La rivalité des sadducéens et des pharisiens pourrait remonter à la disparition de la Grande Assemblée sous le patriarcat de Simé°on II le Juste. Cette disparition pourrait être le fruit d'une scission, avec un sanhédrin laïc qui édictait les règles pour les Juifs et un sanhédrin sacerdotal qui édictait les règles sacrificielles en usage au Temple. Dans le premier, les pharisiens régnèrent en maîtres, et dans le second, les sadducéens régnèrent en maîtres, jusqu'à ce que, en voulant faire une réforme radicale, les sadducéens perdent leur puissance. Les premiers qohanîm allaient dans tout Israël enseigner, etc. Vers –300, l'insuffisance de prêtres fit que ce furent des laïcs qui les remplacèrent, ce sont ces laïcs qui sont les futurs pharisiens.

Les sadducéens se sont peut-être constitués en partis après la révolte des Macchabées. Il est certain que le grand-prêtre  Jonathan dut négocier son pouvoir avec les pharisiens vers –140, ce qui laisse supposer qu'ils étaient déjà tout-puissants en Judée à cette époque, quoique la révolution des Macchabées fut une révolution conduite par des prêtres, comme si les pharisiens y avaient peu participer. Ce qui fait qu'on ne peut exclure que les sadducéens étaient pro-lagides à l'origine, et les pharisiens pro-séleucides.

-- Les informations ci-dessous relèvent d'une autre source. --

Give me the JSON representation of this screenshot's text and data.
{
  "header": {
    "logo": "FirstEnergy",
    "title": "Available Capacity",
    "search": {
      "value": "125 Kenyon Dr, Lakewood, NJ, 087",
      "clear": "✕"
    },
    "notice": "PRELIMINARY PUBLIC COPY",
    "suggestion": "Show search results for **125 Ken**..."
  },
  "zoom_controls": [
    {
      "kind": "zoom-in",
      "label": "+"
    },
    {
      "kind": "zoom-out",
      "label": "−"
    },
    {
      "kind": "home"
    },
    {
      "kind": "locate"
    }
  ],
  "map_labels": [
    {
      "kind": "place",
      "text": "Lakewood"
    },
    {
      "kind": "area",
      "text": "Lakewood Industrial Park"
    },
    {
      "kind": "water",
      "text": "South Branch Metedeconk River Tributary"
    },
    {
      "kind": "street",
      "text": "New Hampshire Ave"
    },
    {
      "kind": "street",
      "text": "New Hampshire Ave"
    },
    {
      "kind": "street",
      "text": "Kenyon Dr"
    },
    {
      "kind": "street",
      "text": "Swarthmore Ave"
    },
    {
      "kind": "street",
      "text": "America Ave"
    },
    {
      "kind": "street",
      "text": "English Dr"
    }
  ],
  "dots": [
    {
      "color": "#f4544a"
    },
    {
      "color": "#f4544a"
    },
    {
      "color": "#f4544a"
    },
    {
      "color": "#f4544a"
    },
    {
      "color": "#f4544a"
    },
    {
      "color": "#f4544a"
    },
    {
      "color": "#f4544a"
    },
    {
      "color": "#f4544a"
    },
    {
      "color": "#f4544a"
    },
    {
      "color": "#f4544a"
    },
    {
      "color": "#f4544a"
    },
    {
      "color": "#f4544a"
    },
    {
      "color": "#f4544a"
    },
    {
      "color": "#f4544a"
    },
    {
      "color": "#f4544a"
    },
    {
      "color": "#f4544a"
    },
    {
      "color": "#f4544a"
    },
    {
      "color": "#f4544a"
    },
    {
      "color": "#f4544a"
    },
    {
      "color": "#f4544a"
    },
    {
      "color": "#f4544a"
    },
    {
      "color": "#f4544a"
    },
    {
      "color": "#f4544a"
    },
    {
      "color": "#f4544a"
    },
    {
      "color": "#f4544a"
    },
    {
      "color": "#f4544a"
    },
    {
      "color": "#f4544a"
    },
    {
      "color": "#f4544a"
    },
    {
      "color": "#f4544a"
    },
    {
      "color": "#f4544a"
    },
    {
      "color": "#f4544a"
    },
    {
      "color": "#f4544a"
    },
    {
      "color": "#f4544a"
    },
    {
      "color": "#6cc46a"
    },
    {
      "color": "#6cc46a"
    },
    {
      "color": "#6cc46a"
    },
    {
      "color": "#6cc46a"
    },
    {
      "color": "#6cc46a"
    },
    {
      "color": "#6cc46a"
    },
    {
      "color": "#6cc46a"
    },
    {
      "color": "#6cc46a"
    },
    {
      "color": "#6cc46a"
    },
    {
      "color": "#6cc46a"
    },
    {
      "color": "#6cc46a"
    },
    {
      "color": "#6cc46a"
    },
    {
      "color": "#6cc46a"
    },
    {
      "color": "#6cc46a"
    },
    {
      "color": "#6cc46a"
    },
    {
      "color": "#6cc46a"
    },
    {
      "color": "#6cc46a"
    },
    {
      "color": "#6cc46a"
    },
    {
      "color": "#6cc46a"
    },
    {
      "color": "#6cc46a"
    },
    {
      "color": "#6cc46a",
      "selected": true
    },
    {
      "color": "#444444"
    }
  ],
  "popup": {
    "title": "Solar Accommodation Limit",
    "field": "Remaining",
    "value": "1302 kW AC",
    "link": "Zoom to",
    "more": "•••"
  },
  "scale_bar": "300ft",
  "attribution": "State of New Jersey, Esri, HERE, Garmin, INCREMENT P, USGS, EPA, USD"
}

Les sadducéens eurent pendant une courte période le pouvoir. Flavius Josèphe écrit dans les Antiquités, 13, 10, 6, après les insultes que firent les pharisiens au grand-prêtre Jean Hyrcan:
Mais un homme de la secte des Sadducéens — qui ont des idées opposées à celles des Pharisiens —, un certain Jonathas, qui était des meilleurs amis d’Hyrcan, prétendit qu’Eléazar n’avait insulté celui-ci que de l’assentiment général des Pharisiens: Hyrcan s’en convaincrait facilement s’il leur demandait quel châtiment Eléazar avait mérité par ses paroles. Hyrcan invita donc les Pharisiens à lui dire quelle punition avait méritée Eléazar; il reconnaîtrait que cette injure ne lui avait pas été faite de leur aveu, s’ils fixaient la peine à la mesure de l’offense. Ceux-ci répondirent: «Les coups et les chaînes», car une insulte ne leur paraissait pas mériter la mort; et d’ailleurs les Pharisiens sont par caractère indulgents dans l’application des peines. Hyrcan fut très irrité de leur sentence et conclut que le coupable l’avait insulté d’accord avec eux. Jonathas surtout l’excita vivement et l’amena à passer à la secte des Sadducéens, abandonnant celle des Pharisiens; il abrogea les pratiques imposées au peuple par ceux-ci et punit ceux qui les observaient. De là vint la haine du peuple contre lui et ses fils. Mais nous reviendrons sur ce point. Je veux maintenant dire simplement que les Pharisiens avaient introduit dans le peuple beaucoup de coutumes qu’ils tenaient des anciens, mais qui n’étaient pas inscrites dans les lois de Moïse, et que, pour cette raison, la secte des Sadducéens rejetait, soutenant qu’on devait ne considérer comme lois que ce qui était écrit, et ne pas observer ce qui était seulement transmis par la tradition. Sur cette question s’élevèrent des controverses et de grandes disputes, les Sadducéens ne parvenant à convaincre que les riches et n’étant pas suivis par le peuple, les Pharisiens, au contraire, ayant la multitude avec eux.
Ils conserveront le pouvoir pendant le règne d'Alexandre Jannée, mais, à sa mort, la reine Salomé Alexandra octroiera les pleins pouvoirs aux pharisiens.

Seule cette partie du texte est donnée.